The mapping rules are defined by a structure containing the following attributes:

name_id
REQUIRED. A structure which defines how to populate the Subject NameID element in the SAML assertion. It contains the following attributes:
format
REQUIRED. A string value to use as the NameID Format.
value
REQUIRED. The SCIM Attribute Path pointing to a value to be used as the SCIM NameID. The Attribute Path MUST reference a single value, not a list.

attributes
OPTIONAL. A list of structures, where each structure contains the following attributes:
name
REQUIRED. A string value to use as the SAML Attribute Name
format
OPTIONAL. A string value to use as the SAML Attribute Format. Defaults to urn:oasis:names:tc:SAML:2.0:attrname-format:unspecified
value
REQUIRED. The SCIM Attribute Path pointing to a value to be used as the SAML Attribute Value. The Attribute Path MAY reference a single value or a list of values. If an attribute value is undefined or empty for an end-user, the Identity Provider MUST omit the attribute when building the SAML assertion.

The following non-normative example shows a SCIM User, a SCIM Attribute Mapping definition, and the resulting SAML assertion.

Example SCIM User:

 {
   "schemas":
     ["urn:ietf:params:scim:schemas:core:2.0:User"],
   "id": "2819c223-7f76-453a-919d-413861904646",
   "userName": "bjensen",
   "name": {
     "formatted": "Ms.

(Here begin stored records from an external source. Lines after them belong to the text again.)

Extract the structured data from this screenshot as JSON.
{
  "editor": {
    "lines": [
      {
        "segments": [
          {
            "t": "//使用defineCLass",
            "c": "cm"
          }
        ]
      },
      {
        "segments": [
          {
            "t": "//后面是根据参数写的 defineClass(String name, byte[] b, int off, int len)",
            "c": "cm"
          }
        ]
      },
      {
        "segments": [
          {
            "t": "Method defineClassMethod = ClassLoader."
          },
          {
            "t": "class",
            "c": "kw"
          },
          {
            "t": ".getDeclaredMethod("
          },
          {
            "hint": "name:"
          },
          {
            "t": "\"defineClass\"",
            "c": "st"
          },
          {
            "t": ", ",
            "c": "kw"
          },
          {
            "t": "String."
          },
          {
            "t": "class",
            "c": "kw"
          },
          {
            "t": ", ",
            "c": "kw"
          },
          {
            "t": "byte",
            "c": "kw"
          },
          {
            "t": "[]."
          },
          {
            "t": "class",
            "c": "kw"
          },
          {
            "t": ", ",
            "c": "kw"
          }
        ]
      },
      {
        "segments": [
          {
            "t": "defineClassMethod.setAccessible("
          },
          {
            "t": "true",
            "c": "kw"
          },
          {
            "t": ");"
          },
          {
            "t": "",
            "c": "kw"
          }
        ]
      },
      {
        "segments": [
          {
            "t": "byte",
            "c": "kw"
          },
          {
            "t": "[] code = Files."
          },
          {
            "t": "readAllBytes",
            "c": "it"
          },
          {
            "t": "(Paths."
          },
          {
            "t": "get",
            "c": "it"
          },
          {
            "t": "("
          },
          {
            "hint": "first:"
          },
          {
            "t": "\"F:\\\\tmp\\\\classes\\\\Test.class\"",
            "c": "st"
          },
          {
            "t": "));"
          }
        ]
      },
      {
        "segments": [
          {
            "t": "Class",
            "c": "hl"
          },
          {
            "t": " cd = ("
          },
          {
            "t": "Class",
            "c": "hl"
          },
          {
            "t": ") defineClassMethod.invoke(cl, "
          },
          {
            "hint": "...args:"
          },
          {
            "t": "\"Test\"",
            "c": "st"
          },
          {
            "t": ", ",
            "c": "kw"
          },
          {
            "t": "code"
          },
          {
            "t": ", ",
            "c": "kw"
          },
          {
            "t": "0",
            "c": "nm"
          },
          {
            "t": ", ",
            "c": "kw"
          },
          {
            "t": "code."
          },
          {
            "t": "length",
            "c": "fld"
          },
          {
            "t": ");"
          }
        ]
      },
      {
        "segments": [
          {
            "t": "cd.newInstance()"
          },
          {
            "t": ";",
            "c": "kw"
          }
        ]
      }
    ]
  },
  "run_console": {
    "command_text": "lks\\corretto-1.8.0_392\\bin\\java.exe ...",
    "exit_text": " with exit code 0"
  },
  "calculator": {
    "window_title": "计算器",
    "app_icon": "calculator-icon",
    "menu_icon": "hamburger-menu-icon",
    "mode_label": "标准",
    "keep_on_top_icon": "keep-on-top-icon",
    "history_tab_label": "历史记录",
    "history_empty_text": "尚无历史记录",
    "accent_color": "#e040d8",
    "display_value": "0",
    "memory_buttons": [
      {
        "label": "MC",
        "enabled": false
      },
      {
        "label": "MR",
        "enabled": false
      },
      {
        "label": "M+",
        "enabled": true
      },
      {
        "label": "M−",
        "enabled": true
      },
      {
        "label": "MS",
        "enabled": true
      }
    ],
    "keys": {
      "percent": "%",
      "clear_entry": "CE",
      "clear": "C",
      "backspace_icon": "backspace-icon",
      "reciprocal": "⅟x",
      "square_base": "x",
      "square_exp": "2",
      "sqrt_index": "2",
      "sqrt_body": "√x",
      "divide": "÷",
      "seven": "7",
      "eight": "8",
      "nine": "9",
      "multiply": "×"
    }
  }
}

Barbara J Jensen, III",
   },
   "displayName": "Babs Jensen",
   "emails": [
     {
       "value": "bjensen@example.com",
       "type": "work",
       "primary": true
     },
     {
       "value": "babs@jensen.org",
       "type": "home"
     }
   ],
   "groups": [
     {
       "displayName": "Employees"
     },
     {
       "displayName": "US Employees"
     }
   ]
 }

Example Attribute Mapping:

 "user_attribute_mapping": {
     "mapping_syntax": "simple_scim_to_saml",
     "mapping_rules": {
         "name_id": {
             "format": "urn:oasis:names:tc:SAML:2.0:nameid-format:persistent",
             "value": "id",
         },
         "attributes": [
             {"name": "name",
              "value": "displayName"
             },
             {"name": "email",
              "value": "email[primary eq true].value"
             },
             {"name": "groups",
              "value": "groups.displayName"
             }
         ]
     }    
 }

Example of Resulting SAML Document:

    ...
    <saml:Subject>
      <saml:NameID Format="urn:oasis:names:tc:SAML:2.0:nameid-format:persistent">2819c223-7f76-453a-919d-413861904646</saml:NameID>
    </saml:Subject>
    ...
    <saml:AttributeStatement>
      <saml:Attribute Name="name" NameFormat="urn:oasis:names:tc:SAML:2.0:attrname-format:unspecified">
        <saml:AttributeValue">Babs Jenson</saml:AttributeValue>
      </saml:Attribute>
      <saml:Attribute Name="email" NameFormat="urn:oasis:names:tc:SAML:2.0:attrname-format:unspecified">
        <saml:AttributeValue">bjenson@example.com</saml:AttributeValue>
      </saml:Attribute>
      <saml:Attribute Name="groups" NameFormat="urn:oasis:names:tc:SAML:2.0:attrname-format:unspecified">
        <saml:AttributeValue">Employees</saml:AttributeValue>
        <saml:AttributeValue">US Employees</saml:AttributeValue>
      </saml:Attribute>
    </saml:AttributeStatement>
   ...

9.3.2.2. Simple SCIM to OIDC

This syntax maps between SCIM schemas [RFC7643] and OpenID Connect claims [OpenID.Core].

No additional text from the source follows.